The United States was reportedly unable to detect the presence of Russian strategic submarines in the area before they launched the missiles.

"The accomplishment of this task confirmed the readiness of Russia's naval nuclear forces to respond adequately to any outside threat," the source said.

"Russian submarines not only fired ballistic missiles while submerged, they also did it from under ice floe near the North Pole, which proves that the Russian Navy has retained the capability of moving under Arctic ice and striking targets while undetected," he said.

A task force comprising several nuclear-powered attack submarines was deployed in the launch area to provide security for the two strategic submarines and help them avoid detection by U.S. defenses, the source added.
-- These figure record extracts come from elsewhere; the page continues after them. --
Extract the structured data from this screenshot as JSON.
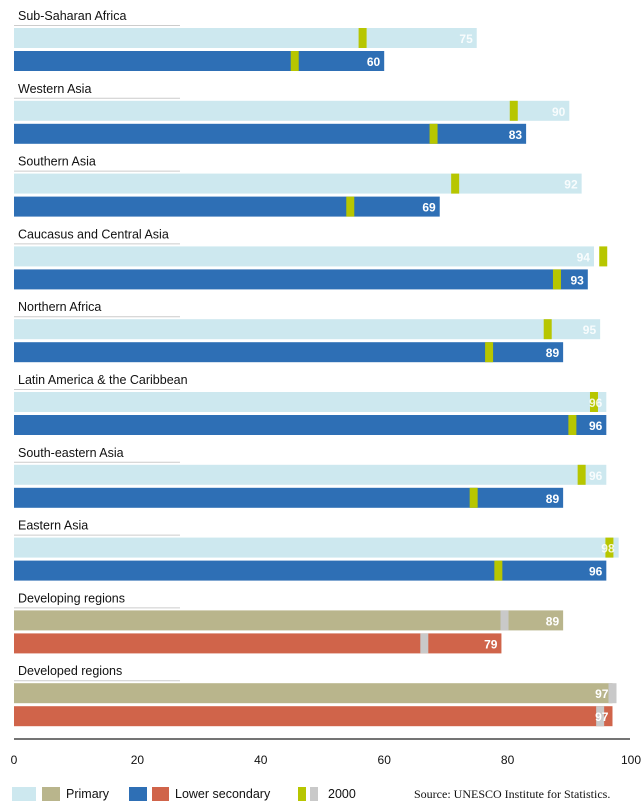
{
  "chart_data": {
    "type": "bar",
    "orientation": "horizontal",
    "xlim": [
      0,
      100
    ],
    "x_ticks": [
      "0",
      "20",
      "40",
      "60",
      "80",
      "100"
    ],
    "grid": false,
    "legend_position": "bottom-left",
    "categories": [
      "Sub-Saharan Africa",
      "Western Asia",
      "Southern Asia",
      "Caucasus and Central Asia",
      "Northern Africa",
      "Latin America & the Caribbean",
      "South-eastern Asia",
      "Eastern Asia",
      "Developing regions",
      "Developed regions"
    ],
    "series": [
      {
        "name": "Primary",
        "values": [
          75,
          90,
          92,
          94,
          95,
          96,
          96,
          98,
          89,
          97
        ]
      },
      {
        "name": "Lower secondary",
        "values": [
          60,
          83,
          69,
          93,
          89,
          96,
          89,
          96,
          79,
          97
        ]
      },
      {
        "name": "2000 (primary)",
        "values": [
          56.5,
          81,
          71.5,
          95.5,
          86.5,
          94,
          92,
          96.5,
          79.5,
          97
        ]
      },
      {
        "name": "2000 (lower secondary)",
        "values": [
          45.5,
          68,
          54.5,
          88,
          77,
          90.5,
          74.5,
          78.5,
          66.5,
          95
        ]
      }
    ],
    "category_group": [
      "region",
      "region",
      "region",
      "region",
      "region",
      "region",
      "region",
      "region",
      "aggregate",
      "aggregate"
    ],
    "legend": {
      "primary_label": "Primary",
      "lower_secondary_label": "Lower secondary",
      "year_label": "2000"
    },
    "source": "Source: UNESCO Institute for Statistics."
  },
  "colors": {
    "primary_region": "#cde8ef",
    "lower_secondary_region": "#2e6fb5",
    "primary_aggregate": "#b9b58c",
    "lower_secondary_aggregate": "#d0644a",
    "marker_region": "#b7c600",
    "marker_aggregate": "#c9c9c9",
    "axis": "#222222"
  }
}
According to the source, the successful launches proved many skeptics in Russia and abroad wrong about poor combat readiness of the Russian Navy and its nuclear component in particular.

"We slapped these skeptics in the face, proving that Russian submarines are not only capable of moving stealthily under ice, but can also break it to accomplish combat tasks," he said.

"The combat readiness of the Russian Navy remains very high, and it has to be reckoned with," the source concluded.

A Russian intelligence source earlier said the region around the North Pole is the perfect place for launches of ballistic missiles because it allows the submarines to arrive in a designated area undetected and to shorten the missile flight time to the target.

The RSM-54 Sineva (NATO designation SS-N-23 Skiff) is a third-generation liquid-propellant intercontinental ballistic missile that entered service with the Russian Navy in July 2007. It can carry four or 10 nuclear warheads, depending on the modification.

Russia plans to equip its Delta IV class strategic submarines with at least 100 Sineva missiles.